On constate que l’induction de l’activité luciférase dans les surnageants par la bacitracine n’est pas inhibée par la présence d’un inhibiteur de transcription suggérant un rôle post-transcriptionnel de la bacitracine (Figure 33.C). L’addition de CHX, ne diminue pas non plus l’activité luciférase pendant les premières 20 min ce qui suggère que cette sécrétion précoce est indépendante d’une synthèse protéique. Ce résultat suggère que l’augmentation précoce de la luciférase par la bacitracine soit due à un effet de la bacitracine sur la sécrétion de la luciférase. Aux temps plus longs la CHX diminue l’activité luciférase dans les surnageants mais aussi dans les lysats cellulaires et correspond donc à la durée de vie de la luciférase.

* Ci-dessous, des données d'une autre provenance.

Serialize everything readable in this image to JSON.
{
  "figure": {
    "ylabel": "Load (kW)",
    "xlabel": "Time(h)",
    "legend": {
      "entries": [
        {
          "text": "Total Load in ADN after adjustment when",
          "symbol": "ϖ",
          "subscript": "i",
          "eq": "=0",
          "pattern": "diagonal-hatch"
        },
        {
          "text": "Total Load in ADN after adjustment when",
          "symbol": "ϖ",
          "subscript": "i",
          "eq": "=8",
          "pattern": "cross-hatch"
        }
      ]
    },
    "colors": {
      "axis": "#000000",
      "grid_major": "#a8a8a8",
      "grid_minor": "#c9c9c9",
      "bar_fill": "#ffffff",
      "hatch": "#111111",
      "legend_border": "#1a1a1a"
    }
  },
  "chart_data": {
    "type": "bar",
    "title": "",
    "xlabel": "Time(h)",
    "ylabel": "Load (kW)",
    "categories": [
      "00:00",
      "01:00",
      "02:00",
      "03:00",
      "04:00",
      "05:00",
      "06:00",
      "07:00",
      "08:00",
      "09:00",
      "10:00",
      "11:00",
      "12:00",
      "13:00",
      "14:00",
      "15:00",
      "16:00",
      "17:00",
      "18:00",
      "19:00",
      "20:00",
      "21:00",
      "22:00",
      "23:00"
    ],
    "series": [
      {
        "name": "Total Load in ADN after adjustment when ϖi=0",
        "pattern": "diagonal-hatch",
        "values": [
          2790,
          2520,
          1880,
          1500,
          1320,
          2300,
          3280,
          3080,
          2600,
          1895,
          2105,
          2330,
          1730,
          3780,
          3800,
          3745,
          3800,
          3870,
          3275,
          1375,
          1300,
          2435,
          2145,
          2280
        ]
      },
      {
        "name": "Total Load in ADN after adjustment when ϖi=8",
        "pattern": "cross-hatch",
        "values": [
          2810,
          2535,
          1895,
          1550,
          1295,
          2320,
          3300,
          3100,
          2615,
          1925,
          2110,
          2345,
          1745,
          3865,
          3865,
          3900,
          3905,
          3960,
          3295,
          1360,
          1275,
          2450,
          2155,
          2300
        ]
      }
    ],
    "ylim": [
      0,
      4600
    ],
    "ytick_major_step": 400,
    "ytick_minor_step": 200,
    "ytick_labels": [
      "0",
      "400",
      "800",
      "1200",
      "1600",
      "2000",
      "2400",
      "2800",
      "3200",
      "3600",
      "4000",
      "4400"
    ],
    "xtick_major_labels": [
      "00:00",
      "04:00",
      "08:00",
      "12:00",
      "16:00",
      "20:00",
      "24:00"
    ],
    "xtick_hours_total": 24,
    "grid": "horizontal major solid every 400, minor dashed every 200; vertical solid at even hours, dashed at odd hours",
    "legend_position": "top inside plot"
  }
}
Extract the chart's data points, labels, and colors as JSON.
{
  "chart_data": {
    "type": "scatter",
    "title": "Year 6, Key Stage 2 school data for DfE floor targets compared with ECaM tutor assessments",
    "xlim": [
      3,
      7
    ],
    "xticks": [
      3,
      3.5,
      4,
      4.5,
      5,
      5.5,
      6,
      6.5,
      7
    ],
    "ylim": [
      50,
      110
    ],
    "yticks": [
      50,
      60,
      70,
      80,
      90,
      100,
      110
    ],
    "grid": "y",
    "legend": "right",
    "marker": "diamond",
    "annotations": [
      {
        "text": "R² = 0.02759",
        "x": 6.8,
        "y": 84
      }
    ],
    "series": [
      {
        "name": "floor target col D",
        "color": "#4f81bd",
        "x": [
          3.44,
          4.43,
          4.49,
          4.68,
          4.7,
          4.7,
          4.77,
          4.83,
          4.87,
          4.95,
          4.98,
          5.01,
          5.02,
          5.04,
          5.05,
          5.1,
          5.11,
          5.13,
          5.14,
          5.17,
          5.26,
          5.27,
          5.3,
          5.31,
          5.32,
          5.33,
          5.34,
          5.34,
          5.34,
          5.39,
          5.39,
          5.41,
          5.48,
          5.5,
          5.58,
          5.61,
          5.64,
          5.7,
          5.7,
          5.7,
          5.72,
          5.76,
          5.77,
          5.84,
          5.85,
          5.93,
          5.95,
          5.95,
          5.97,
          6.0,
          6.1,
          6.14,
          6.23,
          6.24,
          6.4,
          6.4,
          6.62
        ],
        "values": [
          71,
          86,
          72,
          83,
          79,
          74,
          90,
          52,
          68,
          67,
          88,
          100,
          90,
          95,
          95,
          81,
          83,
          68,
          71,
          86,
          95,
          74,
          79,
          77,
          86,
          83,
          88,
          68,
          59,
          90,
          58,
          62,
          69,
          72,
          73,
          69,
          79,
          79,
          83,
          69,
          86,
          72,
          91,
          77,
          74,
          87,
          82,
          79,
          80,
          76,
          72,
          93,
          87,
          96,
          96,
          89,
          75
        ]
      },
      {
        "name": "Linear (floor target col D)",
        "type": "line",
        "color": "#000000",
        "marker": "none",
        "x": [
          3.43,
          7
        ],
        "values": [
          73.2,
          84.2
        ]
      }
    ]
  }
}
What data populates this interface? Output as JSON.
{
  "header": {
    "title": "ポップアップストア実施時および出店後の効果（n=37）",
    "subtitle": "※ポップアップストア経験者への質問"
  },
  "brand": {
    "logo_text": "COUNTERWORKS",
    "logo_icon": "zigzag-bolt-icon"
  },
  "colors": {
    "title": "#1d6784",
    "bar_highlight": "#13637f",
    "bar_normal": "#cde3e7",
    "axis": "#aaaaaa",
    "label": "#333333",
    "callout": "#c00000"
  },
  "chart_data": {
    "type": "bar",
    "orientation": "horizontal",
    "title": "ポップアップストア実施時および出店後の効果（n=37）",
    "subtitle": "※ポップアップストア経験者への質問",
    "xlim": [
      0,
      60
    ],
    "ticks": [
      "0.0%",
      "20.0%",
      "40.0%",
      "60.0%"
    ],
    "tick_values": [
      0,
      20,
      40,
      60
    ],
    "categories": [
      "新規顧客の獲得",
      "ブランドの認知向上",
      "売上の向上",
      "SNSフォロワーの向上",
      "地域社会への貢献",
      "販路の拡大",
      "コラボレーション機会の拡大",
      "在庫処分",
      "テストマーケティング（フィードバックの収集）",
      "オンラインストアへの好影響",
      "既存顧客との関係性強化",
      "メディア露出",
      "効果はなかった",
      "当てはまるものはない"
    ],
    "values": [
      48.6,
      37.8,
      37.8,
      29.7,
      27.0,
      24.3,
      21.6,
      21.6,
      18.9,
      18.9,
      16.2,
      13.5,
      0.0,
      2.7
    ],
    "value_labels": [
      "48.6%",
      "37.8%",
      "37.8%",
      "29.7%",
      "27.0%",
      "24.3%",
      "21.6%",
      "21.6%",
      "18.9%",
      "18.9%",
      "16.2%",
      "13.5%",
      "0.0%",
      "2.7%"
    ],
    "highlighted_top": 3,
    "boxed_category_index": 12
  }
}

L’expression de la luciférase intracellulaire n’est pas augmentée par la présence de la bacitracine confirmant que la bacitracine n’induit pas l’expression de la luciférase. La bacitracine est donc probablement un faux positif agissant sur la sécrétion de la luciférase et

98 peut-être des protéines en général. L’outil Metridia Luciférase qui nous permettait de mesurer l’activité luciférase directement dans les surnageants s’est avéré en fait un générateur de faux positif permettant d’identifier des régulateurs de sécrétion de protéines.

Néanmoins, ce premier criblage nous a permis de conclure quant à la qualité du système développé et aux limites qu’il pouvait proposer, à savoir une sensibilité amoindrie et des effets sur la sécrétion à contrôler. Les hits obtenus lors de criblage étaient en fait des faux positifs, nous faisant conclure que ce système n’était pas adéquat pour un criblage à haut débit, à moins de caractérisations assez lourdes lors du crible secondaire en utilisant des inhibiteurs de traduction et sécrétion afin d’affiner les recherches de candidats potentialisateurs. Nous pourrions cependant proposer un nouveau rôle de la bacitracine, qui semble stimuler les phénomènes sécrétoires de la cellule.